The amount of muscle that people have, so when we talk about people having lost muscle we talk about the term sarcopenia, has been well described as being a prognostic factor in the general population. So as people get older they tend to lose muscle mass and those who have less muscle tend to live less long. So that has been well recognised for a long time. But the conventional measure of muscle mass normally involves… in healthy people involves using something called a DEXA scan but in most cancer patients has been done using CT scans of the body and looking at muscles around the lumbar spine.
When we think about our brain tumour population, most of those patients don’t have CT scans and they certainly don’t have regular ongoing CT scans. Because, of course, if you’ve got a brain tumour we image up here. So our real question was can we look at the amount of muscle you’ve got up here, can we reliably measure how much muscle you’ve got up there, and can we see whether that relates to your outcome?
So what we did is we just used a set of local patients, so you take their imaging, you take a slice at about this level here from their MRI scan, we draw around the temporalis muscle, and then essentially you just teach a computer to draw around the temporalis muscle. With modern deep learning techniques you just need to give it lots of examples so you draw around lots of temporalis muscles and then you give them to a computer. It turns out that the computer can draw around the temporalis muscle pretty well. So if you look at the results we present in the paper, we’re getting accuracy rates of better than 95%. So a computer can draw around the temporalis muscle and then once you draw around it you can measure how big it is.
So you can say how much temporalis muscle a group of patients has. But then the second bit is to say how well does muscle mass predict survival? To do that you have to take into account other things. So, for example, age is important in people with many brain tumours, as are some molecular markers and things like that.
So we got some fairly simple baseline data on those patients and then we included muscle mass measured by the computer into the model. We showed that the amount of muscle that you’ve got also significantly impacts on survival. So that’s really interesting because we’ve shown not only can a computer draw around the muscle but when you do that and therefore measure the amount of muscle, the amount of muscle you’ve got helps predict survival. It’s not the only thing that predicts survival but it does contribute to predicting survival.
What were the results of this study?
The key results are really twofold. First of all, you can train a deep learning system to measure muscle mass at the temporalis muscle in people’s heads using routinely acquired MRIs.

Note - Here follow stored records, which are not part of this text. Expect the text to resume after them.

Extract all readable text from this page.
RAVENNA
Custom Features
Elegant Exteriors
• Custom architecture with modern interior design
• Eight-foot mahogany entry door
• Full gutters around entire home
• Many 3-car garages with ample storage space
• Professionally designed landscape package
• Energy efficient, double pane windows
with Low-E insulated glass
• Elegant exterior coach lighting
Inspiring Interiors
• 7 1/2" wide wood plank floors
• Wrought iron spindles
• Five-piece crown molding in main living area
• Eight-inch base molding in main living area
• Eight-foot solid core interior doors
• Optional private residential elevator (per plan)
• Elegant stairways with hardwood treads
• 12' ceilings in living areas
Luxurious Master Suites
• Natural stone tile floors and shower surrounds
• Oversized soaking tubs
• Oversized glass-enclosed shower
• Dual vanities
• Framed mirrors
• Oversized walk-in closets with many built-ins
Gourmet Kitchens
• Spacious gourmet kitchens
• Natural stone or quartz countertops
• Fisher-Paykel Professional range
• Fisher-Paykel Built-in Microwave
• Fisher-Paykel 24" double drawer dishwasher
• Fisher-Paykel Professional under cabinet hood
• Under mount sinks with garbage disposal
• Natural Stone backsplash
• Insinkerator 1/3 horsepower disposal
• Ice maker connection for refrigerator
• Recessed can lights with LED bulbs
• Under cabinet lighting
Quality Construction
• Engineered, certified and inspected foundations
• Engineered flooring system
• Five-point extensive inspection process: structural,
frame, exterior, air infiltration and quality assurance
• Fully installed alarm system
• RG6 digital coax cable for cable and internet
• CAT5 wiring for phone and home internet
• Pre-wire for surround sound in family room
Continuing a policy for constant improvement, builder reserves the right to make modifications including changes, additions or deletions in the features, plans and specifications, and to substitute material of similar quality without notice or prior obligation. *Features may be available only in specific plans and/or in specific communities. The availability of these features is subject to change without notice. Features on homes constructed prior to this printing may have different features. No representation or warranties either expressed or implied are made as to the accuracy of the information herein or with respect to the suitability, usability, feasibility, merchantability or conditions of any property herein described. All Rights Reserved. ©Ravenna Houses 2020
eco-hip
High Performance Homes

So these are MRI scans that our patients are having anyway as part of their treatment, you don’t have to do anything special about the MRI, and you can teach a computer system to draw around the temporalis muscle and therefore measure how much muscle is there.
So that’s an interesting technical result, it’s not earth-shattering, it’s not very surprising. No-one had done it before but lots of other people have done deep learning for other things. So it’s nice to show but it’s not very surprising. But what’s much more useful from a clinical perspective is that when you do that, the amount of muscle that you measure is then a prognostic factor in adult patients with glioblastoma and it contributes to predicting how long they live for. That’s quite an important finding because, remember, we’re taking routinely acquired scans that patients are having as part of their standard treatment, we’re putting them through a computer system and although training the computer system took quite a long time, actually running it takes less than ten seconds. So you put them through the computer and it gives you more information about that patient and more information about their prognosis. And that’s a useful thing.
How can this study impact the future of cancer care and prognosis?
There are two bits, really. The first thing is the better we understand prognostic predictions, the better conversations we can have with patients and their families. So that’s important. But the second thing is that once you understand what drives prognosis, of course that allows you a route to intervention. So we know, for example, that patients who have more of their tumour resected live longer so the obvious reaction to that is therefore we should try and take out more of the tumour. If you look at changes in surgical practice over the last twenty years, that’s what’s happened.
We absolutely need to do some validation work, which we’re doing at the moment, but if it turns out that even using multiple other cohorts the amount of muscle does indeed predict survival, and I think there’s enough evidence from other cancers to make that plausible, of course that opens up something really interesting which is, if muscle mass predicts survival then does doing stuff that increases muscle mass, will that improve patient survival? So you could talk about doing exercise programmes, weight training, stuff like that. We’ve already got some ideas for what that might look like but potentially it’s a really interesting idea and a really interesting intervention. So if you really can show that muscle mass is a significant predictor, then the next step is to say if we do things that improve muscle mass, is that going to improve survival? Of course, that’s an open question but it gives you a route into doing a clinical trial.
Is there anything you would like to add?
The final thing, I think, is it’s really nice to see the NCRI recognising the work that we did around sarcopenia and brain tumours. It was led by a junior investigator and it’s about brain tumours, both of those things often don’t get a great deal of attention. So it’s really nice to see a junior investigator doing a piece of work in brain tumours which then gets some recognition from the NCRI. Part of my job is to bang the drum for brain tumour research, so doing research into brain tumours is good and is important and is worthwhile and this is a nice way of demonstrating that.